PageRank

Application Description

PageRank is a key technique in web mining to rank the importance of web pages. In PageRank, each web page is assigned a numerical weight to begin with, and the algorithm tries to estimate the importance of the web page relative to other web pages in the hyperlinked set of pages. The key assumption is that more important web pages are likely to receive more links from other websites. More details about the problem and different solutions can be found in [1, 2].

[1] https://en.wikipedia.org/wiki/PageRank
[2] Whang et al. Scalable Data-driven PageRank: Algorithms, System Issues, and Lessons Learned. European Conference on Parallel Processing, 2015.

This benchmark computes the PageRank of the nodes for a given input graph using both a push-style and a pull-style residual-based algorithm. Both the algorithms take as input a graph, and some constant parameters that are used in the computation. The algorithmic parameters are the following:

ALPHA: ALPHA represents the damping factor, which is the probability that a web surfer will continue browsing by clicking on the linked pages. The damping factor is generally set to 0.85 in the literature.
TOLERANCE: It represents a bound on the error in the computation.
MAX_ITER: The number of iterations to repeat the PageRank computation.
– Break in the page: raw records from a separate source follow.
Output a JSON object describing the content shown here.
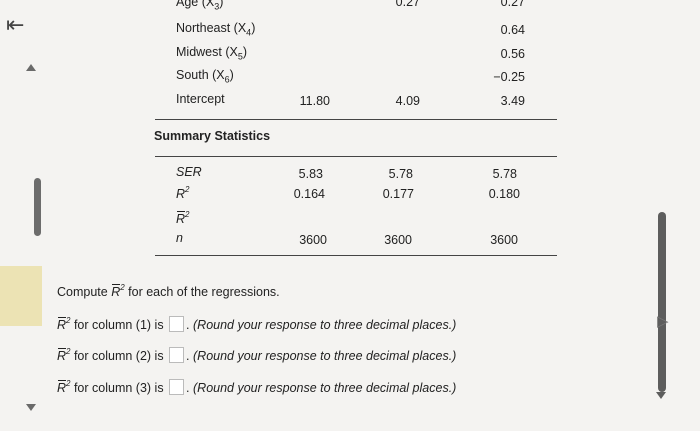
{
  "nav": {
    "back_icon": "⇤"
  },
  "table_top": {
    "rows": [
      {
        "label": "Age (X",
        "sub": "3",
        "suffix": ")",
        "col1": "",
        "col2": "0.27",
        "col3": "0.27"
      },
      {
        "label": "Northeast (X",
        "sub": "4",
        "suffix": ")",
        "col1": "",
        "col2": "",
        "col3": "0.64"
      },
      {
        "label": "Midwest (X",
        "sub": "5",
        "suffix": ")",
        "col1": "",
        "col2": "",
        "col3": "0.56"
      },
      {
        "label": "South (X",
        "sub": "6",
        "suffix": ")",
        "col1": "",
        "col2": "",
        "col3": "−0.25"
      },
      {
        "label": "Intercept",
        "sub": "",
        "suffix": "",
        "col1": "11.80",
        "col2": "4.09",
        "col3": "3.49"
      }
    ]
  },
  "summary": {
    "title": "Summary Statistics",
    "rows": [
      {
        "label": "SER",
        "col1": "5.83",
        "col2": "5.78",
        "col3": "5.78"
      },
      {
        "label": "R",
        "col1": "0.164",
        "col2": "0.177",
        "col3": "0.180"
      },
      {
        "label": "R",
        "col1": "",
        "col2": "",
        "col3": ""
      },
      {
        "label": "n",
        "col1": "3600",
        "col2": "3600",
        "col3": "3600"
      }
    ]
  },
  "question": {
    "prompt_pre": "Compute ",
    "prompt_post": " for each of the regressions.",
    "items": [
      {
        "label": " for column (1) is ",
        "hint": "(Round your response to three decimal places.)"
      },
      {
        "label": " for column (2) is ",
        "hint": "(Round your response to three decimal places.)"
      },
      {
        "label": " for column (3) is ",
        "hint": "(Round your response to three decimal places.)"
      }
    ],
    "symbol": "R",
    "sup": "2"
  }
}
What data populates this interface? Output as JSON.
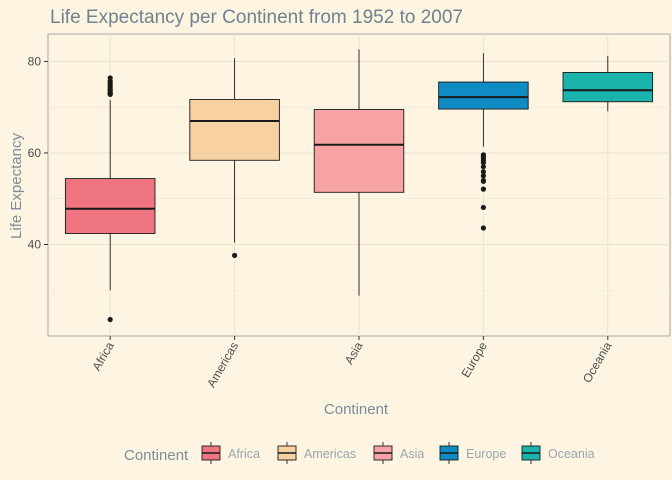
{
  "chart_data": {
    "type": "boxplot",
    "title": "Life Expectancy per Continent from 1952 to 2007",
    "xlabel": "Continent",
    "ylabel": "Life Expectancy",
    "ylim": [
      20,
      86
    ],
    "yticks": [
      40,
      60,
      80
    ],
    "grid": true,
    "legend": {
      "title": "Continent",
      "placement": "bottom"
    },
    "categories": [
      "Africa",
      "Americas",
      "Asia",
      "Europe",
      "Oceania"
    ],
    "series": [
      {
        "name": "Africa",
        "color": "#ef7580",
        "whisker_low": 30.0,
        "q1": 42.4,
        "median": 47.8,
        "q3": 54.4,
        "whisker_high": 71.6,
        "outliers": [
          72.8,
          73.0,
          73.2,
          73.6,
          73.9,
          74.3,
          74.8,
          75.3,
          75.7,
          76.4,
          23.6
        ]
      },
      {
        "name": "Americas",
        "color": "#f7d1a1",
        "whisker_low": 40.4,
        "q1": 58.4,
        "median": 67.0,
        "q3": 71.7,
        "whisker_high": 80.7,
        "outliers": [
          37.6
        ]
      },
      {
        "name": "Asia",
        "color": "#f7a3a3",
        "whisker_low": 28.8,
        "q1": 51.4,
        "median": 61.8,
        "q3": 69.5,
        "whisker_high": 82.6,
        "outliers": []
      },
      {
        "name": "Europe",
        "color": "#0e8cc3",
        "whisker_low": 61.4,
        "q1": 69.6,
        "median": 72.2,
        "q3": 75.5,
        "whisker_high": 81.8,
        "outliers": [
          59.6,
          59.3,
          58.9,
          58.4,
          57.9,
          57.0,
          55.9,
          55.0,
          54.0,
          53.8,
          52.1,
          48.1,
          43.6
        ]
      },
      {
        "name": "Oceania",
        "color": "#1db3ad",
        "whisker_low": 69.1,
        "q1": 71.2,
        "median": 73.7,
        "q3": 77.6,
        "whisker_high": 81.2,
        "outliers": []
      }
    ]
  }
}
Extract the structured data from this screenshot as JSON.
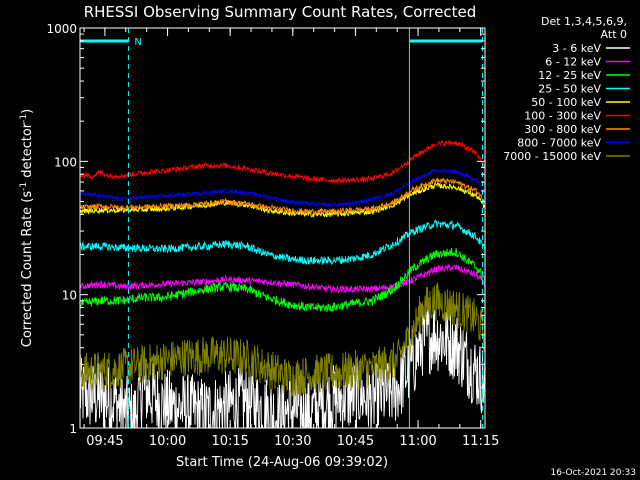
{
  "chart_data": {
    "type": "line",
    "title": "RHESSI Observing Summary Count Rates, Corrected",
    "xlabel": "Start Time (24-Aug-06 09:39:02)",
    "ylabel_main": "Corrected Count Rate (s",
    "ylabel_sup1": "-1",
    "ylabel_mid": " detector",
    "ylabel_sup2": "-1",
    "ylabel_end": ")",
    "yscale": "log",
    "ylim": [
      1,
      1000
    ],
    "xlim_minutes": [
      0,
      97
    ],
    "x_ticks": [
      {
        "label": "09:45",
        "minute": 5.97
      },
      {
        "label": "10:00",
        "minute": 20.97
      },
      {
        "label": "10:15",
        "minute": 35.97
      },
      {
        "label": "10:30",
        "minute": 50.97
      },
      {
        "label": "10:45",
        "minute": 65.97
      },
      {
        "label": "11:00",
        "minute": 80.97
      },
      {
        "label": "11:15",
        "minute": 95.97
      }
    ],
    "y_ticks": [
      {
        "label": "1",
        "value": 1
      },
      {
        "label": "10",
        "value": 10
      },
      {
        "label": "100",
        "value": 100
      },
      {
        "label": "1000",
        "value": 1000
      }
    ],
    "legend_header": [
      "Det 1,3,4,5,6,9,",
      "Att 0"
    ],
    "legend_placement": "right",
    "series": [
      {
        "name": "3 - 6 keV",
        "color": "#ffffff",
        "noise": 0.55,
        "x": [
          0,
          8,
          10,
          13,
          15,
          20,
          30,
          40,
          48,
          50,
          55,
          60,
          67,
          70,
          76,
          80,
          82,
          85,
          90,
          92,
          95,
          97
        ],
        "values": [
          1.8,
          1.6,
          1.4,
          1.2,
          2.0,
          1.5,
          1.3,
          1.6,
          1.2,
          1.4,
          1.3,
          1.6,
          1.8,
          1.6,
          2.0,
          3.2,
          4.5,
          5.0,
          4.2,
          3.4,
          2.6,
          2.2
        ]
      },
      {
        "name": "6 - 12 keV",
        "color": "#ff00ff",
        "noise": 0.05,
        "x": [
          0,
          5,
          10,
          20,
          30,
          35,
          45,
          55,
          60,
          70,
          75,
          80,
          85,
          90,
          95,
          97
        ],
        "values": [
          11.5,
          12,
          11.5,
          12,
          12.5,
          13,
          12.5,
          11.5,
          11,
          11,
          11.5,
          13,
          15.5,
          16,
          14,
          12
        ]
      },
      {
        "name": "12 - 25 keV",
        "color": "#00ff00",
        "noise": 0.07,
        "x": [
          0,
          5,
          10,
          15,
          20,
          30,
          35,
          40,
          45,
          50,
          55,
          60,
          65,
          70,
          75,
          80,
          85,
          90,
          95,
          97
        ],
        "values": [
          8.5,
          9,
          9,
          9.5,
          9.5,
          11,
          11.5,
          11,
          9.5,
          8.5,
          8,
          8,
          8.5,
          9,
          11,
          16,
          20,
          21,
          16,
          13
        ]
      },
      {
        "name": "25 - 50 keV",
        "color": "#00ffff",
        "noise": 0.06,
        "x": [
          0,
          5,
          10,
          20,
          30,
          35,
          40,
          45,
          50,
          55,
          60,
          65,
          70,
          75,
          80,
          85,
          90,
          95,
          97
        ],
        "values": [
          23,
          23,
          22.5,
          22,
          23,
          24,
          23,
          20,
          18.5,
          18,
          18,
          18.5,
          20,
          24,
          30,
          34,
          33,
          27,
          22
        ]
      },
      {
        "name": "50 - 100 keV",
        "color": "#ffff00",
        "noise": 0.04,
        "x": [
          0,
          5,
          10,
          20,
          30,
          35,
          40,
          45,
          50,
          55,
          60,
          65,
          70,
          75,
          80,
          85,
          90,
          95,
          97
        ],
        "values": [
          42,
          43,
          43,
          44,
          47,
          49,
          47,
          43,
          41,
          40,
          40,
          41,
          42,
          47,
          58,
          66,
          64,
          55,
          45
        ]
      },
      {
        "name": "100 - 300 keV",
        "color": "#ff0000",
        "noise": 0.04,
        "x": [
          0,
          3,
          5,
          7,
          10,
          15,
          20,
          25,
          30,
          35,
          40,
          45,
          50,
          55,
          60,
          65,
          70,
          75,
          80,
          85,
          90,
          95,
          97
        ],
        "values": [
          80,
          77,
          83,
          78,
          78,
          82,
          85,
          89,
          93,
          93,
          88,
          82,
          78,
          74,
          72,
          72,
          74,
          82,
          108,
          135,
          138,
          115,
          90
        ]
      },
      {
        "name": "300 - 800 keV",
        "color": "#ff8c00",
        "noise": 0.04,
        "x": [
          0,
          5,
          10,
          20,
          30,
          35,
          40,
          45,
          50,
          55,
          60,
          65,
          70,
          75,
          80,
          85,
          90,
          95,
          97
        ],
        "values": [
          45,
          46,
          45,
          46,
          48,
          50,
          48,
          45,
          43,
          42,
          42,
          43,
          44,
          49,
          62,
          72,
          70,
          60,
          50
        ]
      },
      {
        "name": "800 - 7000 keV",
        "color": "#0000ff",
        "noise": 0.03,
        "x": [
          0,
          5,
          10,
          20,
          30,
          35,
          40,
          45,
          50,
          55,
          60,
          65,
          70,
          75,
          80,
          85,
          90,
          95,
          97
        ],
        "values": [
          58,
          55,
          52,
          55,
          58,
          60,
          58,
          54,
          50,
          48,
          47,
          48,
          52,
          58,
          72,
          85,
          84,
          72,
          58
        ]
      },
      {
        "name": "7000 - 15000 keV",
        "color": "#808000",
        "noise": 0.3,
        "x": [
          0,
          10,
          15,
          20,
          25,
          30,
          35,
          40,
          45,
          50,
          60,
          70,
          76,
          80,
          82,
          85,
          90,
          95,
          97
        ],
        "values": [
          2.6,
          2.8,
          3.0,
          3.2,
          3.4,
          3.5,
          3.5,
          3.3,
          2.8,
          2.4,
          2.6,
          2.8,
          3.2,
          5.5,
          8.0,
          9.0,
          8.0,
          6.5,
          5.0
        ]
      }
    ],
    "markers": {
      "solid_lines_minutes": [
        78.9,
        0.0
      ],
      "dashed_lines_minutes": [
        11.6,
        96.4
      ],
      "bar_left_minutes": [
        0.0,
        11.6
      ],
      "bar_right_minutes": [
        78.9,
        96.4
      ],
      "bar_label": "N",
      "bar_color": "#00ffff"
    }
  },
  "footer": {
    "timestamp": "16-Oct-2021 20:33"
  }
}
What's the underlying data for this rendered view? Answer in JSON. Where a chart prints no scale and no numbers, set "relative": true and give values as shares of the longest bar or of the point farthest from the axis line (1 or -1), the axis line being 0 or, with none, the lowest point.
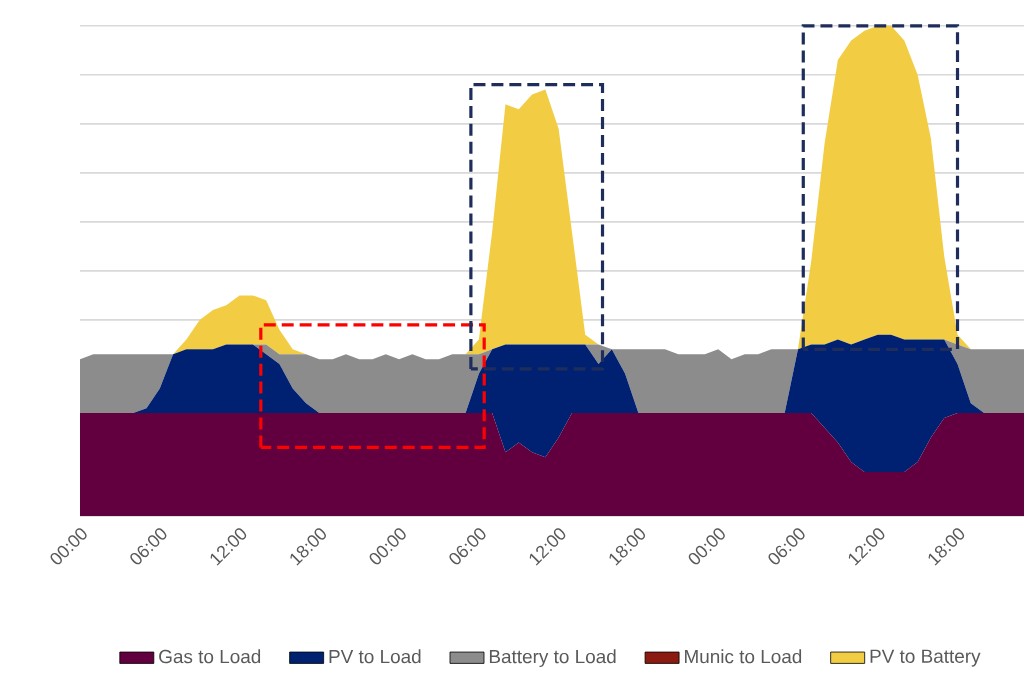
{
  "chart_data": {
    "type": "area",
    "stacked": true,
    "relative": true,
    "grid": "y",
    "legend": "bottom",
    "categories": [
      "00:00",
      null,
      null,
      null,
      null,
      null,
      "06:00",
      null,
      null,
      null,
      null,
      null,
      "12:00",
      null,
      null,
      null,
      null,
      null,
      "18:00",
      null,
      null,
      null,
      null,
      null,
      "00:00",
      null,
      null,
      null,
      null,
      null,
      "06:00",
      null,
      null,
      null,
      null,
      null,
      "12:00",
      null,
      null,
      null,
      null,
      null,
      "18:00",
      null,
      null,
      null,
      null,
      null,
      "00:00",
      null,
      null,
      null,
      null,
      null,
      "06:00",
      null,
      null,
      null,
      null,
      null,
      "12:00",
      null,
      null,
      null,
      null,
      null,
      "18:00",
      null,
      null,
      null,
      null,
      null
    ],
    "series": [
      {
        "name": "Gas to Load",
        "color": "#62003f",
        "values": [
          0.21,
          0.21,
          0.21,
          0.21,
          0.21,
          0.21,
          0.21,
          0.21,
          0.21,
          0.21,
          0.21,
          0.21,
          0.21,
          0.21,
          0.21,
          0.21,
          0.21,
          0.21,
          0.21,
          0.21,
          0.21,
          0.21,
          0.21,
          0.21,
          0.21,
          0.21,
          0.21,
          0.21,
          0.21,
          0.21,
          0.21,
          0.21,
          0.13,
          0.15,
          0.13,
          0.12,
          0.16,
          0.21,
          0.21,
          0.21,
          0.21,
          0.21,
          0.21,
          0.21,
          0.21,
          0.21,
          0.21,
          0.21,
          0.21,
          0.21,
          0.21,
          0.21,
          0.21,
          0.21,
          0.21,
          0.21,
          0.18,
          0.15,
          0.11,
          0.09,
          0.09,
          0.09,
          0.09,
          0.11,
          0.16,
          0.2,
          0.21,
          0.21,
          0.21,
          0.21,
          0.21,
          0.21
        ]
      },
      {
        "name": "PV to Load",
        "color": "#002072",
        "values": [
          0,
          0,
          0,
          0,
          0,
          0.01,
          0.05,
          0.12,
          0.13,
          0.13,
          0.13,
          0.14,
          0.14,
          0.14,
          0.12,
          0.1,
          0.05,
          0.02,
          0,
          0,
          0,
          0,
          0,
          0,
          0,
          0,
          0,
          0,
          0,
          0,
          0.08,
          0.13,
          0.22,
          0.2,
          0.22,
          0.23,
          0.19,
          0.14,
          0.14,
          0.1,
          0.13,
          0.08,
          0,
          0,
          0,
          0,
          0,
          0,
          0,
          0,
          0,
          0,
          0,
          0,
          0.13,
          0.14,
          0.17,
          0.21,
          0.24,
          0.27,
          0.28,
          0.28,
          0.27,
          0.25,
          0.2,
          0.16,
          0.1,
          0.02,
          0,
          0,
          0,
          0
        ]
      },
      {
        "name": "Battery to Load",
        "color": "#8c8c8c",
        "values": [
          0.11,
          0.12,
          0.12,
          0.12,
          0.12,
          0.11,
          0.07,
          0,
          0,
          0,
          0,
          0,
          0,
          0,
          0.02,
          0.02,
          0.07,
          0.1,
          0.11,
          0.11,
          0.12,
          0.11,
          0.11,
          0.12,
          0.11,
          0.12,
          0.11,
          0.11,
          0.12,
          0.12,
          0.04,
          0,
          0,
          0,
          0,
          0,
          0,
          0,
          0,
          0.04,
          0,
          0.05,
          0.13,
          0.13,
          0.13,
          0.12,
          0.12,
          0.12,
          0.13,
          0.11,
          0.12,
          0.12,
          0.13,
          0.13,
          0,
          0,
          0,
          0,
          0,
          0,
          0,
          0,
          0,
          0,
          0,
          0,
          0.04,
          0.11,
          0.13,
          0.13,
          0.13,
          0.13
        ]
      },
      {
        "name": "Munic to Load",
        "color": "#8b1a10",
        "values": [
          null,
          null,
          null,
          null,
          null,
          null,
          null,
          null,
          null,
          null,
          null,
          null,
          null,
          null,
          null,
          null,
          null,
          null,
          null,
          null,
          null,
          null,
          null,
          null,
          null,
          null,
          null,
          null,
          null,
          null,
          null,
          null,
          null,
          null,
          null,
          null,
          null,
          null,
          null,
          null,
          null,
          null,
          null,
          null,
          null,
          null,
          null,
          null,
          null,
          null,
          null,
          null,
          null,
          null,
          null,
          null,
          null,
          null,
          null,
          null,
          null,
          null,
          null,
          null,
          null,
          null,
          null,
          null,
          null,
          null,
          null,
          null
        ]
      },
      {
        "name": "PV to Battery",
        "color": "#f2cd44",
        "values": [
          0,
          0,
          0,
          0,
          0,
          0,
          0,
          0,
          0.02,
          0.06,
          0.08,
          0.08,
          0.1,
          0.1,
          0.09,
          0.05,
          0.01,
          0,
          0,
          0,
          0,
          0,
          0,
          0,
          0,
          0,
          0,
          0,
          0,
          0,
          0.03,
          0.24,
          0.49,
          0.48,
          0.51,
          0.52,
          0.44,
          0.23,
          0.02,
          0,
          0,
          0,
          0,
          0,
          0,
          0,
          0,
          0,
          0,
          0,
          0,
          0,
          0,
          0,
          0,
          0.17,
          0.41,
          0.57,
          0.62,
          0.63,
          0.63,
          0.63,
          0.61,
          0.54,
          0.41,
          0.17,
          0.02,
          0,
          0,
          0,
          0,
          0
        ]
      }
    ]
  }
}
The base implementation of the push and pull style PageRanks that are implemented as a distributed benchmark are both residual PageRank. More details on residual style PageRank can be found in the Lonestar webpage for PageRank. The implementation is bulk-synchronous parallel (BSP).

Synchronization across machines is required for the residual variable on the nodes. This field is synchronized through a sum reduction. All proxies get the same value and adjust their ranks locally.

Performance

The graph below shows the strong scaling of pr-pull using both Bulk Synchronous Parallel (Gluon-Sync) and Bulk-Asynchronous Parallel (Gluon-Async) execution models which use a Gluon communication substrate. The experiments were conducted on Stampede Cluster (Stampede2), which is connected through Intel Omni-Path Architecture (peak bandwidth of 100Gbps). Each node has 2 Intel Xeon Platinum 8160 “Skylake” CPUs with 24 cores per CPU and 192GB DDR4 RAM. We use up to 128 CPU machines, each with 48 threads. We run on 4 graphs: clueweb12, uk14, wdc14, and wdc12. Most are real-world web-crawls: the web data commons hyperlink graph. wdc12, is the largest publicly available dataset. wdc14, clueweb12, and uk14 are all other large web-crawls.

Figure 1: Strong scaling of PR on Stampede2 (Skylake).

The graph below shows scaling on up to 64 Tesla P100 GPUs on the Bridges cluster at the Pittsbugh Supercomputing Center. The GPUs are on 32 machines connected with the Intel Omni-Path Architecture, and each machine has 2 Intel Broadwell E5-2683 v4 CPUs. friendster and twitter50 are social network graphs, and uk07 is a webcrawl. Lux is a 3rd-party distributed GPU framework we compare against.

Figure 2: Strong scaling of PR on Bridges (Tesla P100).